Investing.com -- Gold closed relatively flat on Friday, despite a surging Dollar, as subdued consumer inflation data last month did little to dissuade dovish sentiments for an extend period of accommodative monetary policy from the Federal Reserve.
On the Comex division of the New York Mercantile Exchange, Gold for August delivery traded between $1,322.56 and $1,336.50 before settling at $1,327.85, down 4.45 or 0.33% on the session. After surging to 28-month highs last week, Gold has retreated over the last seven sessions, losing approximately 2% in value over the span holding near two-week lows. With the declines, Gold finished with its first negative week since early-June. Still, the precious metal is on track for one of its strongest years on record after soaring roughly 25% year to date.
Gold likely gained support at $1,323.50, the low from June 8 and was met with resistance at $1,391.40 the high from March 17, 2014.

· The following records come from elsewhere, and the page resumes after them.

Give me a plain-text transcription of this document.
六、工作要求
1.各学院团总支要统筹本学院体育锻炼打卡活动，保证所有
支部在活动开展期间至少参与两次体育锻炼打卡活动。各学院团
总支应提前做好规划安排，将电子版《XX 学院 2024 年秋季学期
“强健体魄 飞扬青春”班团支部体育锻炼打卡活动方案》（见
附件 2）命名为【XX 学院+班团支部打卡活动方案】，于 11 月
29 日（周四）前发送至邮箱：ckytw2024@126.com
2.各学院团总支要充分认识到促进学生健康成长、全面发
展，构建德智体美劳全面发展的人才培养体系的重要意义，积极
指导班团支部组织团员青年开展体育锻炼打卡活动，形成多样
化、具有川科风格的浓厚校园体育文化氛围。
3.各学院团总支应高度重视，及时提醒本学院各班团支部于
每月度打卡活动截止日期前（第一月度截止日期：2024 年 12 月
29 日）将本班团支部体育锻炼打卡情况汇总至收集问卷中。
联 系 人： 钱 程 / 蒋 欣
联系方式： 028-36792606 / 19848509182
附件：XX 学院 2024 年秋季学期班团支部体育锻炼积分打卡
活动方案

On Friday morning, the U.S. Labor Department said its Consumer Price Index rose by 0.2% in June, amid firming price pressures in services, transportation and medical care. The gains fell slightly below analysts' expectations of a 0.3% increase, one month after rising by 0.2% in May. On a yearly basis, consumer prices rose by 1.0%, one month after rising by an upwardly revised 1.1%.

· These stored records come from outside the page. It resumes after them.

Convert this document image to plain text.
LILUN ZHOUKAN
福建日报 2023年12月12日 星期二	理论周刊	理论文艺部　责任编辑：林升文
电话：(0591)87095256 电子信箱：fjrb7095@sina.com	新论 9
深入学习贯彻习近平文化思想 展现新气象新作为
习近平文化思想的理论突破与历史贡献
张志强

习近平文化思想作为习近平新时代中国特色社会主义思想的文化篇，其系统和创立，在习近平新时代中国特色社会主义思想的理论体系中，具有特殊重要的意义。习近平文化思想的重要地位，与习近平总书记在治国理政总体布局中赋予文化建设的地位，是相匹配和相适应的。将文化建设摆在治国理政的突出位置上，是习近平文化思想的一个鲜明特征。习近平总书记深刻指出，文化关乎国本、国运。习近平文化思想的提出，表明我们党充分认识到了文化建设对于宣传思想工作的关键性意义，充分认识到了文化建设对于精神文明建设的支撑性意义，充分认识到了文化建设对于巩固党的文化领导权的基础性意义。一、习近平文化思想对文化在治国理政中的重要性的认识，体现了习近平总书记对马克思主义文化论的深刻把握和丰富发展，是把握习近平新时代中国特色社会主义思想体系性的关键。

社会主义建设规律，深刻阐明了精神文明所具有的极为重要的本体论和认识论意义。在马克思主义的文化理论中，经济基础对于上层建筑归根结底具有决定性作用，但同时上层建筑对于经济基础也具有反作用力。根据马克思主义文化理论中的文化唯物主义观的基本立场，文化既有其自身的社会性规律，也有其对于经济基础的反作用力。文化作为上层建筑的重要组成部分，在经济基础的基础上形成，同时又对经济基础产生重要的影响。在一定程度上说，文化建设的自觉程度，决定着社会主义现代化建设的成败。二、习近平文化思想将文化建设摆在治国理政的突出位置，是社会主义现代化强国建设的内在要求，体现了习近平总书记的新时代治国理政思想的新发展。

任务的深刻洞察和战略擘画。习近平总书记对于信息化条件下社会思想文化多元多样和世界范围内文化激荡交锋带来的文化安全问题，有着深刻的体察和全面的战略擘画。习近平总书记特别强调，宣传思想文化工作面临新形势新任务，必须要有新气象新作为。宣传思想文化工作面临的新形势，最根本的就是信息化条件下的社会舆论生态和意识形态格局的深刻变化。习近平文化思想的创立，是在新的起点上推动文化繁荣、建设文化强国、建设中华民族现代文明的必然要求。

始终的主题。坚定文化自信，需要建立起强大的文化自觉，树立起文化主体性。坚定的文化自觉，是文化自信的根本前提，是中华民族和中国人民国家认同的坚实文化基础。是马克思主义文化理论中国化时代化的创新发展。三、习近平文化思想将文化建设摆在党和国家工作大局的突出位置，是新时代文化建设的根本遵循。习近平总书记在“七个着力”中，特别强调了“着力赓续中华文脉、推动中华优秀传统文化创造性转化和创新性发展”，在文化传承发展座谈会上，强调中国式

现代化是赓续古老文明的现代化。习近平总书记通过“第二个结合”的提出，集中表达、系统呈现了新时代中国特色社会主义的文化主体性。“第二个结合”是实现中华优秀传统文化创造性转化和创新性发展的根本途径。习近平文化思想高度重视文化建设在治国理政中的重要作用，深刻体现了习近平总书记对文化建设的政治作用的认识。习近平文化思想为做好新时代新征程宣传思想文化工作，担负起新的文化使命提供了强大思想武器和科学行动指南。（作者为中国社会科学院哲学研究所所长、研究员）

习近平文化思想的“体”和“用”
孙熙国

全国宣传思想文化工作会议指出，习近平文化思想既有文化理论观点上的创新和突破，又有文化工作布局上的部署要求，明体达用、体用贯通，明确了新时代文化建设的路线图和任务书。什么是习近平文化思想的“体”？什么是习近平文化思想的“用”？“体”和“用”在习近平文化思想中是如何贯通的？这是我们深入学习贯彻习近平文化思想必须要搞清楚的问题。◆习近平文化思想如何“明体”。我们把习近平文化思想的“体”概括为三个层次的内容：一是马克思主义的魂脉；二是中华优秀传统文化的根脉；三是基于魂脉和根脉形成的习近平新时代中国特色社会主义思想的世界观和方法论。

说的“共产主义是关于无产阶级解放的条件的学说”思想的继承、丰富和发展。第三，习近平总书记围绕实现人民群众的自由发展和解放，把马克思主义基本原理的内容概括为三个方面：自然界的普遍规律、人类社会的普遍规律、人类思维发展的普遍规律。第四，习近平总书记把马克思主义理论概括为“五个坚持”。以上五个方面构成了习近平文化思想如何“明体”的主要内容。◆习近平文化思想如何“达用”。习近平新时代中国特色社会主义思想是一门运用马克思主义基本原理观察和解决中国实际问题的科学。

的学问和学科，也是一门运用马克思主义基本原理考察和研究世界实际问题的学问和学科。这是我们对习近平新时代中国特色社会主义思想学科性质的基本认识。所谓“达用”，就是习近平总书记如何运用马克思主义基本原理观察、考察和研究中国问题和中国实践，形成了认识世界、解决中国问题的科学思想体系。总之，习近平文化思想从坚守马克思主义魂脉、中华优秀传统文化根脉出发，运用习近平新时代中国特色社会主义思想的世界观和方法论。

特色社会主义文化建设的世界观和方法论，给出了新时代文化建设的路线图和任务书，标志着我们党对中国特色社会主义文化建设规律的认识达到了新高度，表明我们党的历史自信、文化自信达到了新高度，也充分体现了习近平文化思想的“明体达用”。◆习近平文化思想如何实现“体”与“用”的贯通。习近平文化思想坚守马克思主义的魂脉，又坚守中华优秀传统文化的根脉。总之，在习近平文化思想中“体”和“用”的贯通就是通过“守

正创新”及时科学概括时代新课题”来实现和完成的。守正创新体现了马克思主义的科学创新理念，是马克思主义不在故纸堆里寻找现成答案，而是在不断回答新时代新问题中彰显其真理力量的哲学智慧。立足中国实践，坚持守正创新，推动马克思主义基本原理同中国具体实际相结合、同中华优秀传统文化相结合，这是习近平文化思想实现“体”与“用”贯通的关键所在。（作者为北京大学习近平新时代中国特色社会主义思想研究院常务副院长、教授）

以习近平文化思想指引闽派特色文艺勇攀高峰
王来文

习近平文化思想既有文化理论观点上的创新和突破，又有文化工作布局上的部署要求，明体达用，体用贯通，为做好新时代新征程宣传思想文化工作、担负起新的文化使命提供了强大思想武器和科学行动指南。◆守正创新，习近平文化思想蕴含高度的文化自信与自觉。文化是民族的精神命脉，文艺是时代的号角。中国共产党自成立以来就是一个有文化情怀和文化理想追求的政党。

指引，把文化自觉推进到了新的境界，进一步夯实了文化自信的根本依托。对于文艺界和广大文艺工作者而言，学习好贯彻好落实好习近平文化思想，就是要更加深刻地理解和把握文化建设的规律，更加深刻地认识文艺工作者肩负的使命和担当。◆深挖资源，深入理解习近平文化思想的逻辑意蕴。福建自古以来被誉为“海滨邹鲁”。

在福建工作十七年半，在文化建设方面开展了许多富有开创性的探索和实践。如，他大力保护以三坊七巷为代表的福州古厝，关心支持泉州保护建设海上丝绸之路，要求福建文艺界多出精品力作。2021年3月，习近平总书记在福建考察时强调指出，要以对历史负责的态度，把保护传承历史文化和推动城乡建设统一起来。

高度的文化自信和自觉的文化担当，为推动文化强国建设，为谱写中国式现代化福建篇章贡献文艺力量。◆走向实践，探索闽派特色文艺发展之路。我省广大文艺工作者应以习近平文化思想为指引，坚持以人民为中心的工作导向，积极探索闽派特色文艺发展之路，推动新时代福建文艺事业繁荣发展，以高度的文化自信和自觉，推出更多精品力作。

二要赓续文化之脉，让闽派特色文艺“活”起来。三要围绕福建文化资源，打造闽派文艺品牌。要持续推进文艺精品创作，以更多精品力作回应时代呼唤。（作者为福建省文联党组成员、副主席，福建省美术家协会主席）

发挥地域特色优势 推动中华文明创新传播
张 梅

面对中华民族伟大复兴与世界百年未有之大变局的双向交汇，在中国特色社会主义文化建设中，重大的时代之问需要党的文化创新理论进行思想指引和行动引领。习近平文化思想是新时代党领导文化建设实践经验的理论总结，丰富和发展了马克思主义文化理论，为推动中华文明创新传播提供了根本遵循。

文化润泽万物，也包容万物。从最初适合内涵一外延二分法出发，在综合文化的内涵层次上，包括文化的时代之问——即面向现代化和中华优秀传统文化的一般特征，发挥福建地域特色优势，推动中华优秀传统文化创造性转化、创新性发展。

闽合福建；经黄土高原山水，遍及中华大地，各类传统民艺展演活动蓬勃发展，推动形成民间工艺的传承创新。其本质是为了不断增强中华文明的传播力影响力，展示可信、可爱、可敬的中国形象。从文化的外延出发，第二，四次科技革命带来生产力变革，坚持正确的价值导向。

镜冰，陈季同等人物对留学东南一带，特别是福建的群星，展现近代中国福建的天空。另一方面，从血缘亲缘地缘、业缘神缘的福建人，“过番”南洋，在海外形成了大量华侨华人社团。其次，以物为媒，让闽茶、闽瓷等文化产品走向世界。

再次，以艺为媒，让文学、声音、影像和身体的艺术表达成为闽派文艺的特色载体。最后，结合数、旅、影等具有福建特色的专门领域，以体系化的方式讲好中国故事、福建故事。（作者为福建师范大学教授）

The Core CPI Index, which strips out volatile food and energy prices, increased by 0.2% in line with consensus estimates. At the same time, Core CPI over the last 12 months has shot up by 2.3%, slightly above annual gains of 2.2% in May. Energy prices in June jumped by 1.3%, echoing similar gains over the prior four months. The relatively soft inflation figures may do little to compel dovish members of the Federal Open Market Committee (FOMC) to approve a short-term interest rate hike in the coming months.

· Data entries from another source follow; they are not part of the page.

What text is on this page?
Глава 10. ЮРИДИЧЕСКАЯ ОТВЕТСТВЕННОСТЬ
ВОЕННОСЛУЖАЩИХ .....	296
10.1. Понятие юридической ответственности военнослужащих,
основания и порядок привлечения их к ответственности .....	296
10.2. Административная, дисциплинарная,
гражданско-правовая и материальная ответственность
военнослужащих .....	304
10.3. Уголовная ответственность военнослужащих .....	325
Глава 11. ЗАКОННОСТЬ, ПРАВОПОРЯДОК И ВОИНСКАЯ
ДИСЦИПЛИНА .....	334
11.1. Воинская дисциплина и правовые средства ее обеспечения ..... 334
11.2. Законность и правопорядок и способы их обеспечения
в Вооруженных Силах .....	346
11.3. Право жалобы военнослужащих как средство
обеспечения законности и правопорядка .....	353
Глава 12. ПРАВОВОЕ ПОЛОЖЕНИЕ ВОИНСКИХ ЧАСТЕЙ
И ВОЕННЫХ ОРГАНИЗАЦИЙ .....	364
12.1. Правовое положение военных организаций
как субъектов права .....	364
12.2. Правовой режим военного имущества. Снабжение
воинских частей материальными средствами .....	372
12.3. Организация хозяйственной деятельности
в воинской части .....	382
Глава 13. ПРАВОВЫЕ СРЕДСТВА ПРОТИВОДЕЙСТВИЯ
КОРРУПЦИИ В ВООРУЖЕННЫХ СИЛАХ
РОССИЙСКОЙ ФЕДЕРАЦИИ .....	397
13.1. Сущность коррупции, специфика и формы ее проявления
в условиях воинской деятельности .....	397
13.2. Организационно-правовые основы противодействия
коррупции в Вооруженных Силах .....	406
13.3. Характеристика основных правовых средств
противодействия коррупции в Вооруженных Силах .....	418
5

On Thursday, St. Louis Fed president James Bullard, Atlanta Fed president Dennis Lockhart and Dallas Fed president Rob Kaplan all reiterated that the FOMC should take a patient approach with the timing of future rate increases.
Any rate hikes by the Fed this year are viewed as bearish for gold, which struggles to compete with high-yield bearing assets in periods of rising rate environments.
Elsewhere, gold prices were underpinned by favorable data in China after the government reported second quarter GDP growth of 6.7%, in line with consensus estimates and unchanged from the previous quarter. For the quarter, retail sales and industrial output rose 10.6% and 6.2% respectively, outweighing declines of 2.8% in fixed asset investment growth. In the wake of the slowest economic growth in China over the last two decades, economic conditions this year in the world's second-largest economy easing investors' concerns on a potential collapse.
China is the world's largest producer of gold and the second-largest consumer of the yellow metal behind India.
The U.S. Dollar Index, which measures the strength of the greenback versus a basket of six other major currencies, jumped more than 0.55% to an intra-session high of 96.69, amid strong retail sales and industrial production data. The index has still declined by approximately 3% since early-December.
Dollar denominated commodities such as gold become more expensive for foreign purchasers when the dollar appreciates.
Silver for September delivery fell 0.180 or 0.89% to $20.142 an ounce. Last week, the front month contract for silver futures surged above $21.20 an ounce to hit fresh two-year highs.
Copper for September delivery inched down 0.009 or 0.40% to 2.234 a pound.